Select Cancel. The job status in the print queue remains at deleting until the PC is rebooted. 
Once the PC is rebooted, the job is cleared but the problem is repeated with the next print job. 

Check the print properties for the affected device in the print queue: 
-- Go to Start, Printers and Faxes. 
-- Right click on the printer icon and select Properties. 
-- When the Properties screen opens, click the Ports tab and verify that Enable bidirectional support is selected.

--------------------
Once I changed this and rebooted, then it worked fine (at least so far). Good luck.

Randy


----------



## aio

restart print spooler in services.msc - duh


----------



## malcolmpe

I have found that restarting the print spooler does not always clear the files.
Therefore stop print spooler then delete all files in C:\windows\system32\spool\printers then restart spooler.


----------



## Friend9

*Concerning the SECOND part of your query . . .*



pris78 said:


> I have two printer problems.
> 
> 2) After changing the ink cartridge on my printer, an HP PSC 1310 series, every time I turn the printer on, it prints a test page and I have to manually cancel it on the printer to stop it. It's done this about 20 times so far.
> 
> -----
> 
> Did you ever figure out how to stop the useless printing of a test page every time you turn on your computer?
> 
> My mother (in another state) complains of having the same problem on her HP PSC 1310 series printer, and I don't know how to instruct her to make it stop.
> 
> Anyone know?
> 
> Thanks.
> 
> friend9


----------



## sgundrum

After the ink cartridge was changed, did you let the unit do an alignment? If not, you need to allow the unit to finish the alignment. 
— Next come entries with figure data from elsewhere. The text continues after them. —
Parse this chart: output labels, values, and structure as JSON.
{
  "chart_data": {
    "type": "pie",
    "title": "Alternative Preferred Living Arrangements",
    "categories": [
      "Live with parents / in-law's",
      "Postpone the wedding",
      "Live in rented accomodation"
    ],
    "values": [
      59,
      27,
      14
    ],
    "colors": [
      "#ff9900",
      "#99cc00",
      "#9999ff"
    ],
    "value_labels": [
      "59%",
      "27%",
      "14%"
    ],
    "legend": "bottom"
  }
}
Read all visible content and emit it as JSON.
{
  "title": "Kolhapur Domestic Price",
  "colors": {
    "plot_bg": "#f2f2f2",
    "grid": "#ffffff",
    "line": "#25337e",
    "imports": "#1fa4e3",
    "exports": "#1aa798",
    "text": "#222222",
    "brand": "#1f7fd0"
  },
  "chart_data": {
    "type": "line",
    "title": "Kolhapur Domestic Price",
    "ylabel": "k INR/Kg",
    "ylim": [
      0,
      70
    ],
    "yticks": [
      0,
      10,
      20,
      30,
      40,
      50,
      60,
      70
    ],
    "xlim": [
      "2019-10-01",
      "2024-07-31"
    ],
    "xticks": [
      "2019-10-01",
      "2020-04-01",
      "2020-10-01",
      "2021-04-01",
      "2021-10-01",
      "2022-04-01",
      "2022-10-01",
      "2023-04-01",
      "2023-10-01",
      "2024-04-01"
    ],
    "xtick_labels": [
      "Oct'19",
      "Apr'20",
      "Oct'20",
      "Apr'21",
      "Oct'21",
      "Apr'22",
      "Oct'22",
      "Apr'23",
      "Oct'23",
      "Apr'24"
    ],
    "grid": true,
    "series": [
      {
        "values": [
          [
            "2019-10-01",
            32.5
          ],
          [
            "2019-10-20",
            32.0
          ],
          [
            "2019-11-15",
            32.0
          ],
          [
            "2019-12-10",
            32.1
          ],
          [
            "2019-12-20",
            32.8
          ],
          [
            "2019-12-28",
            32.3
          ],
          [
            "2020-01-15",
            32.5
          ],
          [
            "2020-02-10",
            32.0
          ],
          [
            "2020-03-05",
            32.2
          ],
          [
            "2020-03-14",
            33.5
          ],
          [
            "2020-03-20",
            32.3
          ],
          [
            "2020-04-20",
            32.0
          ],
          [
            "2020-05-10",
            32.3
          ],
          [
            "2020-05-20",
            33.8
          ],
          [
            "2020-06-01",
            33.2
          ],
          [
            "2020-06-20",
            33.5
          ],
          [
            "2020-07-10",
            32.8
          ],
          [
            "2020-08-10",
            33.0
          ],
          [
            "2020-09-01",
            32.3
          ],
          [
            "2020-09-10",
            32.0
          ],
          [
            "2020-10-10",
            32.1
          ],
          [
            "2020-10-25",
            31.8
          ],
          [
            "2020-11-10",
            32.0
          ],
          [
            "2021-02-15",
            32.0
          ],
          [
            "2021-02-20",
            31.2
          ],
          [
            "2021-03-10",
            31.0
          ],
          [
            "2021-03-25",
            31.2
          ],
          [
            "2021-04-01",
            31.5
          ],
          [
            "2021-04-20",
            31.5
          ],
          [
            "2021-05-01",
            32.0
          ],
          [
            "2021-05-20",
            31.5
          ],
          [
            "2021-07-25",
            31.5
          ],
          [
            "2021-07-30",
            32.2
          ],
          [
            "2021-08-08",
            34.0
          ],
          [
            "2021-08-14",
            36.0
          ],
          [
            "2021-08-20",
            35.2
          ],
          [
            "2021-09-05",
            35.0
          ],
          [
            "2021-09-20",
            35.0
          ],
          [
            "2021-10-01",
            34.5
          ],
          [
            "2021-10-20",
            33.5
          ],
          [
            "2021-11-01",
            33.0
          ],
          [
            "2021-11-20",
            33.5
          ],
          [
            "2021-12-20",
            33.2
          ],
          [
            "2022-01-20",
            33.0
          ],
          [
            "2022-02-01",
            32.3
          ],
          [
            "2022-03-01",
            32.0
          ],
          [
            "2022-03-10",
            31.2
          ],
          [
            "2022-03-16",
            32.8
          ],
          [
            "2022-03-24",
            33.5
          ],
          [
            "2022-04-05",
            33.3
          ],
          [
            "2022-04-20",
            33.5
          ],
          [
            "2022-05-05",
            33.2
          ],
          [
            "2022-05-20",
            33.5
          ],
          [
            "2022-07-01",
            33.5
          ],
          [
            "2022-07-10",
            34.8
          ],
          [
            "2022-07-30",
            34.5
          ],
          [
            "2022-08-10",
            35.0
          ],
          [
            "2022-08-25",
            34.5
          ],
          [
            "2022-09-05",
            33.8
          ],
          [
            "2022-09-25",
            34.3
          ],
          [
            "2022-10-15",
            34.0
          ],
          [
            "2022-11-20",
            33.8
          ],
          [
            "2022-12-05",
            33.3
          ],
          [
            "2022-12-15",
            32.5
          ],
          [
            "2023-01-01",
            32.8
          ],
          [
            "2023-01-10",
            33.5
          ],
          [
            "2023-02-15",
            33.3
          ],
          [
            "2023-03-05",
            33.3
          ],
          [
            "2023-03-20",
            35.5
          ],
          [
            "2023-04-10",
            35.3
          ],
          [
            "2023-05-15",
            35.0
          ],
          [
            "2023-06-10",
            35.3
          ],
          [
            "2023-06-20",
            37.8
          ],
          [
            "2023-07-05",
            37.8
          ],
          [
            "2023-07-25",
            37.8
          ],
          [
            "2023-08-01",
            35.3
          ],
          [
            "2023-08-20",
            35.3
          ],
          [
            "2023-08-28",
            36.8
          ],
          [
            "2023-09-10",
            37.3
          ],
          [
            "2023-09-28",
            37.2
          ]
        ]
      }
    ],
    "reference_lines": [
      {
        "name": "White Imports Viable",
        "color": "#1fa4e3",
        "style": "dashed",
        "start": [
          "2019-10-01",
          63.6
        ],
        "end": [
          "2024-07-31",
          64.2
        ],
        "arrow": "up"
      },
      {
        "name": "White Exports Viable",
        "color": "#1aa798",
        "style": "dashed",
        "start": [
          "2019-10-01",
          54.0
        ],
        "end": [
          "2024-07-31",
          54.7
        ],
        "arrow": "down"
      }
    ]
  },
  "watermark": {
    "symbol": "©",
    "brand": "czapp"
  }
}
Are there any error messages or flashing lights?


----------



## gmb1994

*HP PSC1310 / PSC1315 printer queue problem solved*

Thanks sgundrum ... problem solved!

I couldn't print another "alignment page" since the print queue was frozen in "pending" status ... so I opened the printer and removed and re-inserted one of the ink cartridges ... I restarted the printer and it automatically printed a new "alignment page" ... I placed this "alignment page" on to the scanning bed and pressed the printer's scan button. The scanner started up again and 60 seconds later, it started printing the documents remaining in the printer queue ... problem solved.

ps. I also have an HP PSC1310 / 1315 series printer


----------



## tsundru

Hi,

I sometimes have the same problem: not being able to cancel a print job. I'm running Windows XP. 
In control panel I open 'printers and faxes'. I right click on the printer I'm using and then it allows me to cancel the job, whereas if I just left click and open the little printer dropdown menu, it doesn't cancel. 

Good luck.


----------



## lindabob

:4-dontkno


pris78 said:


> I have two printer problems.
> 
> 1) The majority of the times that I cancel a print job, it shows up in my print queue as having a status of "deleting - printing," but doesn't get cancelled. Then I can't print other jobs, but I am someitmes able to cancel the others, just not the one that's stuck. Restarting the computer doesn't help, either.
> 
> 2) After changing the ink cartridge on my printer, an HP PSC 1310 series, every time I turn the printer on, it prints a test page and I have to manually cancel it on the printer to stop it. It's done this about 20 times so far.
> 
> Any help would be much appreciated. Thanks!


----------